Targeting APOBEC3A-induced genetic heterogeneity and drug resistance in bladder cancer

PROJECT SUMMARY/ ABSTRACT Every five minutes, a new patient is diagnosed with urothelial carcinoma (UC) in the United States, resulting in the death of 18,000 patients annually. Nearly all patients with advanced UC will develop resistance to systemic treatment. Intratumoral heterogeneity (ITH) is a major contributor to treatment resistance by increasing the

chance for resistant subclones to emerge. However, genetic ITH is currently not druggable and not considered in therapeutic decision-making, thus worsening drug-resistant patient phenotypes. The fundamental knowledge gap regarding genetic drivers of ITH impedes the development of effective therapeutic strategies to prevent and

eliminate drug resistance. Our long-term goal is to define targetable mechanisms of ITH and treatment resistance to develop an effective precision strategy to achieve cures in patients with advanced UC. The overall objective is to define targetable mechanisms by which APOBEC3A-mediated ITH drives drug resistance and identify

strategies to eliminate UC cells with APOBEC3A activity. Our central hypothesis is that APOBEC3A-induced cytidine deamination drives genetic ITH leading to the emergence of therapy-resistant UC clones and, in so doing, simultaneously creating unique targetable vulnerabilities. This hypothesis was formulated based

on our published work and strong preliminary data showing that APOBEC3A expression in isogenic UC cell lines and patient-derived organoids drives genetic ITH. We found that APOBEC3A-induced, de novo mutations in the PIKC3A-AKT-MTOR signaling hub drive the resistance to erdafitinib, an FGFR3-inhibitor (FGFR3i) approved for

UC treatment. Our preliminary data also revealed that APOBEC3A-induced double-stranded DNA breaks are preferentially repaired by the microhomology-mediated end-joining (MMEJ) pathway and that targeting the critical MMEJ mediator, polymerase theta (Polθ), is synthetically lethal in APOBEC3A-expressing clones.
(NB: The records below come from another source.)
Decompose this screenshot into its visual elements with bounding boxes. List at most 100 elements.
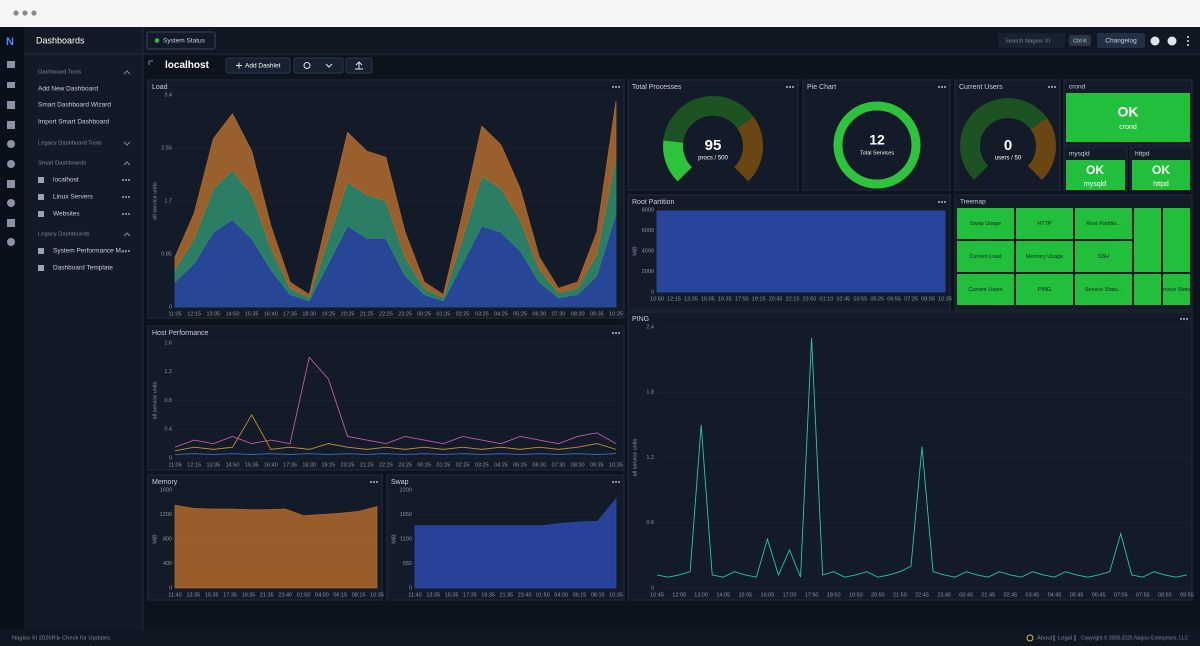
x-tick-label: 09:55: [1180, 592, 1194, 598]
item-icon: [38, 211, 44, 217]
x-tick-label: 02:25: [456, 462, 470, 468]
x-tick-label: 10:35: [370, 592, 384, 598]
x-tick-label: 06:30: [532, 311, 546, 317]
x-tick-label: 14:05: [716, 592, 730, 598]
menu-item[interactable]: Linux Servers: [53, 194, 93, 201]
x-tick-label: 16:40: [264, 462, 278, 468]
gauge-value-label: 0: [1004, 137, 1012, 154]
nav-icon[interactable]: [7, 121, 15, 129]
x-tick-label: 23:50: [803, 296, 817, 302]
x-tick-label: 19:35: [481, 592, 495, 598]
nav-icon[interactable]: [7, 160, 15, 168]
x-tick-label: 00:25: [417, 311, 431, 317]
x-tick-label: 22:25: [379, 311, 393, 317]
x-tick-label: 18:30: [302, 462, 316, 468]
x-tick-label: 18:30: [302, 311, 316, 317]
status-state: OK: [1086, 163, 1104, 177]
area: [657, 211, 945, 292]
refresh-button[interactable]: [294, 58, 343, 73]
nav-icon[interactable]: [7, 180, 15, 188]
section-title[interactable]: Dashboard Tools: [38, 70, 81, 76]
x-tick-label: 16:40: [264, 311, 278, 317]
y-tick-label: 2.4: [646, 324, 654, 330]
nav-icon[interactable]: [7, 238, 15, 246]
menu-item[interactable]: Add New Dashboard: [38, 86, 98, 93]
x-tick-label: 21:25: [360, 462, 374, 468]
nav-icon[interactable]: [7, 82, 15, 88]
x-tick-label: 12:15: [667, 296, 681, 302]
panel-title: Load: [152, 84, 168, 91]
nav-icon[interactable]: [7, 219, 15, 227]
x-tick-label: 17:00: [783, 592, 797, 598]
y-tick-label: 2.55: [161, 145, 172, 151]
x-tick-label: 15:05: [738, 592, 752, 598]
section-title[interactable]: Legacy Dashboards: [38, 232, 90, 238]
footer-link[interactable]: About: [1037, 636, 1053, 642]
panel-menu-dot: [373, 481, 375, 483]
treemap-label: Service Statu...: [1085, 287, 1123, 293]
y-tick-label: 1.2: [646, 455, 654, 461]
x-tick-label: 23:40: [278, 592, 292, 598]
user-icon[interactable]: [1168, 37, 1177, 46]
y-tick-label: 6000: [642, 228, 654, 234]
y-tick-label: 0: [169, 455, 172, 461]
x-tick-label: 02:45: [1003, 592, 1017, 598]
help-icon[interactable]: [1151, 37, 1160, 46]
status-dot: [155, 38, 160, 43]
panel-title: Treemap: [960, 199, 986, 206]
x-tick-label: 01:50: [297, 592, 311, 598]
nav-icon[interactable]: [7, 199, 15, 207]
y-tick-label: 0: [651, 289, 654, 295]
treemap-label: HTTP: [1037, 221, 1052, 227]
gauge-warning: [741, 122, 753, 174]
panel-title: Pie Chart: [807, 84, 836, 91]
menu-item[interactable]: System Performance M...: [53, 248, 127, 255]
y-tick-label: 1.8: [646, 390, 654, 396]
x-tick-label: 23:25: [398, 311, 412, 317]
item-icon: [38, 194, 44, 200]
x-tick-label: 20:25: [341, 311, 355, 317]
panel-menu-dot: [615, 86, 617, 88]
panel-menu-dot: [370, 481, 372, 483]
menu-item[interactable]: Dashboard Template: [53, 265, 113, 272]
logo[interactable]: N: [6, 36, 14, 48]
panel-menu-dot: [618, 332, 620, 334]
y-tick-label: 0: [409, 585, 412, 591]
panel: [628, 312, 1192, 600]
gauge-value-label: 95: [705, 137, 722, 154]
x-tick-label: 16:35: [718, 296, 732, 302]
x-tick-label: 03:25: [475, 462, 489, 468]
x-tick-label: 21:25: [360, 311, 374, 317]
nav-icon[interactable]: [7, 101, 15, 109]
y-tick-label: 0.85: [161, 251, 172, 257]
menu-item[interactable]: Import Smart Dashboard: [38, 119, 110, 126]
x-tick-label: 13:35: [684, 296, 698, 302]
x-tick-label: 01:25: [437, 311, 451, 317]
x-tick-label: 20:25: [341, 462, 355, 468]
x-tick-label: 04:25: [494, 462, 508, 468]
nav-icon[interactable]: [7, 140, 15, 148]
x-tick-label: 10:35: [609, 462, 623, 468]
y-tick-label: 4000: [642, 248, 654, 254]
section-title[interactable]: Smart Dashboards: [38, 161, 86, 167]
footer: [0, 630, 1200, 646]
footer-link[interactable]: Legal: [1058, 636, 1072, 642]
panel-menu-dot: [612, 332, 614, 334]
panel-menu-dot: [941, 201, 943, 203]
x-tick-label: 18:50: [827, 592, 841, 598]
menu-icon[interactable]: [1187, 36, 1189, 46]
x-tick-label: 15:35: [245, 462, 259, 468]
y-tick-label: 0.8: [164, 398, 172, 404]
x-tick-label: 00:25: [417, 462, 431, 468]
menu-item[interactable]: Smart Dashboard Wizard: [38, 102, 111, 109]
x-tick-label: 10:35: [609, 311, 623, 317]
menu-item[interactable]: localhost: [53, 177, 79, 184]
panel-title: Host Performance: [152, 330, 209, 337]
menu-item[interactable]: Websites: [53, 211, 80, 218]
nav-icon[interactable]: [7, 61, 15, 68]
update-link[interactable]: Check for Updates: [62, 636, 110, 642]
treemap-cell: [1134, 208, 1161, 272]
x-tick-label: 23:45: [937, 592, 951, 598]
section-title[interactable]: Legacy Dashboard Tools: [38, 141, 102, 147]
panel-menu-dot: [938, 86, 940, 88]
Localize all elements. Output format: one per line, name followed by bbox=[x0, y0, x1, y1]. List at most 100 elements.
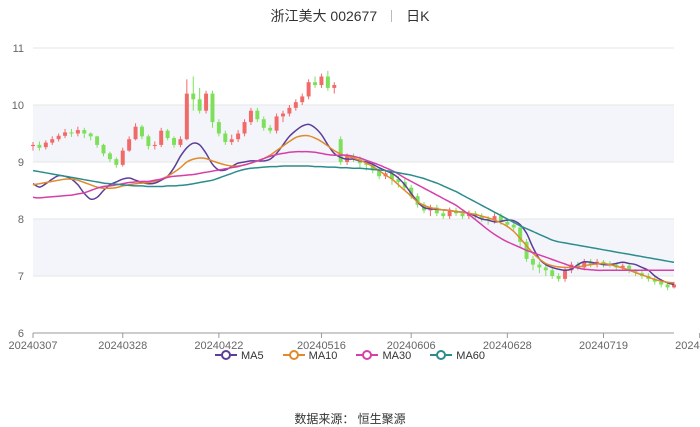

The

rationale is that identifying targetable mechanisms by which APOBEC3A-induced ITH drives drug resistance and developing strategies to eliminate APOBEC3A-expressing UC cells will improve cure rates for patients. We will test our hypothesis by pursuing two specific Aims. Aim 1: Identify targetable mechanisms by which APOBEC3A-

induced mutational ITH drives treatment resistance in UC. Aim 2: Identify synthetic lethal strategies to target UC tumors with APOBEC3A-induced DNA double-strand breaks. Aim 1 will use longitudinal clonal barcoding and in vitro and in vivo laboratory evolution to identify targetable APOBEC3A-driven kinase hubs that mediate FGFR3i

resistance and validate them in patient samples from FGFR3i clinical trials. Aim 2 will use genetic and pharmacologic inhibition of Polθ in APOBEC3A-expressing UC models and a co-clinical trial of patient-derived UC organoids and xenografts to identify clinical biomarkers of response to APOBEC3A-MMEJ synthetic lethality.

The approach is conceptually and technically innovative, creating a new paradigm for eliminating treatment- resistant cancers. Impact: Completion of the proposed research will establish APOBEC3A as a genetic driver of treatment resistance and enable synthetic lethal approaches to increase cure rates.